Twitter was supposed to be different, slightly. You need to ‘subscribe’ to somebody’s tweets. In theory, a chronological list of all subscribed tweets on your screen would have absolved the firm, at least that’s how I read it. However, that does not make business sense – the idea is to get your attention to tweets that are already being read, and retweeted, by others. Network effect feeds on itself, and it is good for business, so your feed becomes a list that the company wants you to see, tailored. Using parallels to our printer hypothetical, Twitter just became a media company.

 

Governance of media outlets is very different from that of “interactive computer service” provider. A fuller analysis is far above my pay grade. This much is true that no matter what – media outlets are responsible for content, even as they are protected by First Amendment rights. To tweet, nee, to wit, media outlets must ensure veracity of what goes on their pages, and rectify good-faith errors. That is true for The New York Times, as much as it is true for Facebook and Twitter.

 

That leaves Social Media companies in an unenviable position, especially in India.

 

Indian media survived, even prospered, in the bleakest of times. During the Emergency, powers were switched off for every newspaper in Delhi to bring them to submission, an executive decree was issued suspending Article 19, the one that grants rights to free speech. Media was subjected to censorship and disinformation, incessant coercion and random jailing of prominent personalities. Editors were specifically instructed not to leave blank spaces or identify the published material as censored – a common form of protest during British Raj. Still, they did, in symbolic acts of defiance. Long story short, media not only survived and thrived, the hand that brought Emergency with a purported goal of saving the democracy was thrown out next general election.

 

What media had at the time was the editorial spine. Facebook / Twitter also got no face, let alone a spine. That may be the heart of the problem.

 

Traditional media is used to the hammer coming down hard, that does not stop them from vaunted editorial principles – at least that’s the narrative for the ones that celebrate rebirth even when individuals are hanged on town square.

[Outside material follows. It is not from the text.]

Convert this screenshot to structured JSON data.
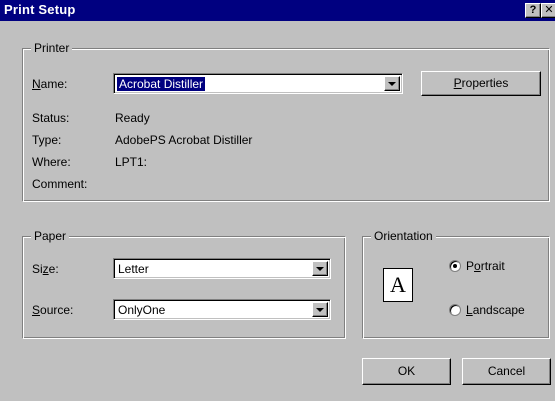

Editorial spine is their rai·son d’ê·tre, far beyond life (and at times death) of individual pall-bearers. Social Media companies, everywhere, are trying to have their cake, and eat it too. The cynical would claim they are simply mimicking the spinelessness of their users who take an easy way to getting their daily dose of infotainment. That does not make these companies immune to scrutiny and supervision.

 

Unlike traditional media social platforms have meager content supervision and no editorial spine. No matter how much they fight, their business model shall face death-blows until they change. They can choose to have no editorial act, thus being simple aggregators, but that would be the end of their business proposition. Or, they can choose to have strong editorial policy, streamlined content supervision and grievance redressal. In a not-so-distant future, they cannot choose to be either.

 

Simply being who they are, social media is media. That means growing up, taking a stand and facing consequences.  It is a shame they are neither equipped nor interested for the higher standards.